We finally tried that Oriya restaurant near our place, yesterday. Wandering in the hot sun fruitlessly looking to purchase a particular brand of frying pan, we decided to console ourselves with a big lunch.
So Dalma on 100 Ft. Road, Koramangala, it was. It's very much a no-frills restaurant to be sure, the decor being mostly 'college canteen' in tone. But since this is precisely the kind of place that often turns out the most authentic food, we were hopeful. So J grandly ordered a prawn thali and I went for the rice with crab curry.
Verdict? Definitely interesting. Although the crab as usual left me a tad ill-tempered because of the amount of work you have to do to get just a little meat, it tasted fine. The prawn and the crab were in suspiciously similar-tasting curries, but we did determine that the prawn had more cumin. Still, the best tasting was in fact that bowl of dal on J's plate. It had pumpkin and potato, and was spiced with a familiar, homey blend of Bengali touches.
Finally, J surprised me by ordering for dessert malpua and gulab-jamun. The malpua he endearingly described as 'those little fried syrupy pizza-looking things I saw in the display case', and proceeded to polish off not one but two of them. It was rather good: it had a delicate hint of fennel and bits of coconut and was most delightfully syrup-drenched. It succeeded in becoming J's new favorite Indian dessert, and that is quite a feat in itself.
In the end, we decided that we would go back to this restaurant.
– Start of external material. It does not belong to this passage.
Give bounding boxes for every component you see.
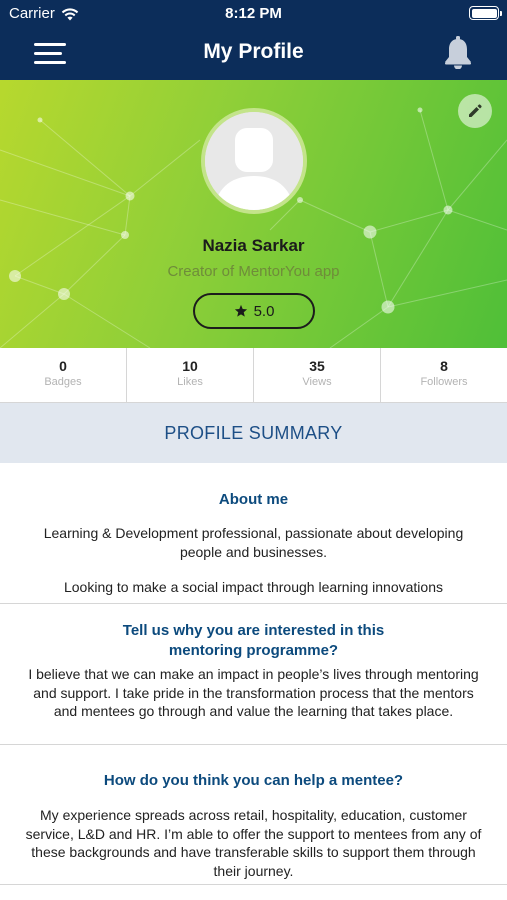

We will be trying the fried fish and definitely the interesting eggplant and potato dishes on offer. One must have a strong stomach in terms of hygiene; not that it is filthy, but it has a certain unapologetic basic approach that might be too harsh for some. The service is prompt and the wait-staff is the usual sweet youths who appear to have recently migrated to Bangalore from the place of origin of the cuisine they serve- in this case, Orissa. (Or Odisha, pardon me, I don't know when that change happened.)